Il Capitale Umano, liberamente
ispirato all'omonimo romanzo di Stephen Amidon, è il nuovo film di Paolo Virzì
in uscita in tutte le sale cinematografiche a partire da gennaio. La vicenda, che dal
Connetticut del romanzo sposta la sua ambientazione nella Brianza italiana, ha
inizio in una gelida notte alla viglia delle feste natalizie, notte in cui un
ciclista perde la vita travolto da un Suv.
Questo antefatto legherà, in un
intreccio via via sempre più fitto, la vita di due famiglie di estrazione
sociale diversa ma accomunati dalla medesima volgarità morale: i ricchi e
agiati Bernaschi e i finti arricchiti Ossola.
La scoperta graduale della
verità, inaspettata e per certi versi ingiusta, giunge allo spettatore
attraverso il ritmo lento dei capitoli in cui si articola la pellicola, dando
voce al punto di vista dei suoi protagonisti, Dino Ossola, Carla Bernaschi,
Serena Ossola, sino all' epilogo finale, Il Capitale Umano.
Il regista livornese utilizza per
questo film una diversa chiave interpretativa della realtà, lontana dai toni
leggeri delle commedie degli esordi, vicina al genere noir, fornendoci il
ritratto, non solo del brianzolo tipico di “origine controllata”, per cui Virzì
è stato accusato di cadere in un clichet superficiale, ma dell' umanità in
genere, una collettività meschina e crudele.

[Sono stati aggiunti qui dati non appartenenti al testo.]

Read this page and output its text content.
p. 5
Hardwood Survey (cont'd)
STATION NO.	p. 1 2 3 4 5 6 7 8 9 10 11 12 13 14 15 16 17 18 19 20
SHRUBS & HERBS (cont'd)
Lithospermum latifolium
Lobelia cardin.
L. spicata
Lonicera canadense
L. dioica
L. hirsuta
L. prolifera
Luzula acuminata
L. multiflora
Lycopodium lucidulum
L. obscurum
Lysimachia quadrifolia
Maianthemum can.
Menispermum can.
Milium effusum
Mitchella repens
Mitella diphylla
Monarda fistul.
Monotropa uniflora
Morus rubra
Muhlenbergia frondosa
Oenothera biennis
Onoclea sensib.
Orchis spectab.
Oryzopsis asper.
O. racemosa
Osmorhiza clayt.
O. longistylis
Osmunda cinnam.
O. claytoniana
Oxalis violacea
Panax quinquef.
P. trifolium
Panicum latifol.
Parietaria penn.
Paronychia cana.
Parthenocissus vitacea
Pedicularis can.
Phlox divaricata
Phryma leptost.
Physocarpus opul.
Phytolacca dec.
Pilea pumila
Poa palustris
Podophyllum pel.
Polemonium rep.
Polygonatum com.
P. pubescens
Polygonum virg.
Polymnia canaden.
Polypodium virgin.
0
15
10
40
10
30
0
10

Il Capitale Umano è l 'affresco
di un mondo dominato dalla prepotenza finanziaria in cui tutto viene calcolato
su base economica come ci segnala, sin da subito, l'illuminante titolo che
rimanda al paramentro assicurativo utilizzato per stabilire il rimborso in caso
di morte, e che valuta spietatamente e freddamente le nostre conoscenze,
abilità, guadagno e qualità affettive, secondo parametri quantitativi.
Il film rivela, in via
definitiva, una realtà, quella della dittatura economico-finanziaria a in cui siamo
quotidianamente immersi e portata agli estremi, dove anche il valore della vita
umana perde il suo significato, ad eccezione di quello stimato in termini di
profitto.
Sicuramente una pellicola che
merita una particolare attenzione, dove il Virzì-Esopo, attraverso una rassegna
di personaggi, poco fiabeschi, ma spregevoli e ipocriti, dannatamente reali, ha
la dichiarata intenzione di fornire la sua morale che invita lo spettatore a
riflettere su se stesso e sui valori etico-sociali della società contemporanea.
Unica pecca, per i più
sentimetali, amanti del lieto fine, un finale ancor più amaro degli
avvenimenti, dove a farne le spese rimangono sempre i socialmente più deboli.